I have had the privilege once a month over these past several years of writing this one-page market update. Several of you have come up to me at various credit union functions and told me how much you enjoyed reading this monthly update. Over the years several folks have expressed their appreciation for my efforts; the former President of the California Corporate Credit Union, a man we referred to as the father of Corporate Credit Unions, upon his retirement sent me a letter, the President of the former Hawaii Corporate came up to me at a Corporate meeting and said how much he enjoyed it, the President of the Georgia Corporate sent a note thanking me and telling me that he passed FYI around to his senior staff, the President of the Maine Corporate asked if he could reprint FYI, and there have been others. I tell you this not to brag, but to explain why writing this month’s FYI is so difficult.
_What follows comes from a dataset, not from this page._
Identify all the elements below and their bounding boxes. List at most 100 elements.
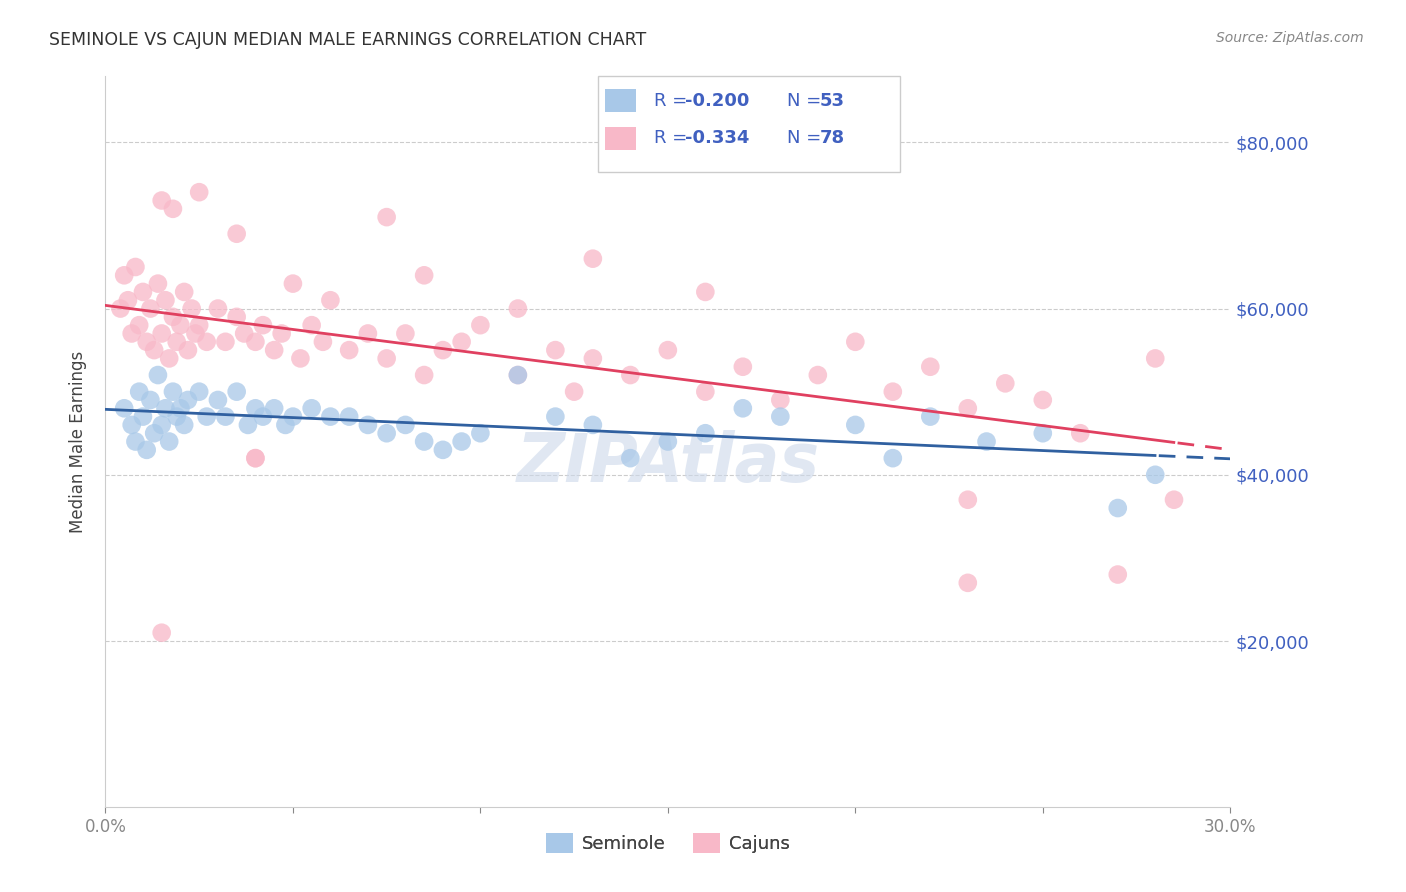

In last month’s FYI we discussed my belief that unofficially, the recession has ended. It will not be declared over until the NBER, an organization we have discussed in previous FYI’s, makes it official. However it gives me a certain amount of comfort in knowing I am leaving you with an economy that is starting on the long road back to recovery. I am the first to admit that the unemployment situation continues to stink, however, the most recent numbers show an improvement, dropping from 10.2 percent to 10. Not exactly a stellar improvement, but a step in the right direction.
Over the past 17 years we have seen my favorite indicator, the overnight rate known as the Federal Funds rate, go from as high as 6.50 percent in May of 2000 to as low as its present range 0 - .25 percent. As many of you know I started my journey in 1970 as a Federal Funds trader at a small bank in Pittsburgh, formerly known as Pittsburgh National Bank, now PNC. We have both come a long way. I have referred to the Federal Funds rate as the mother of all rates. It is the rate that is set at Federal Open Market Committee meetings and is used to adjust monetary policy. This, like so many things, changed during the most recent economic debacle known as the Great Recession.
What I am about to say is not profound; however I believe rates are going to begin rising soon. Whether that be in the spring or the fall is not as important as the fact that they are going to rise. If I am correct about the Great Recession ending, then it only makes sense that the bond vigilantes will anticipate the Federal Reserve raising rates. What is profound is with our current deficit and huge Treasury auctions; rates could rise much higher and faster than is currently expected. I have previously referred to the current U.S. Treasury market as a bubble and it is due for a correction. With this, my final prediction, comes one word of advice, be cautious.
As the title says, “With Every Beginning There is an End.” Unfortunately FYI has reached its conclusion. Thank you all and take care.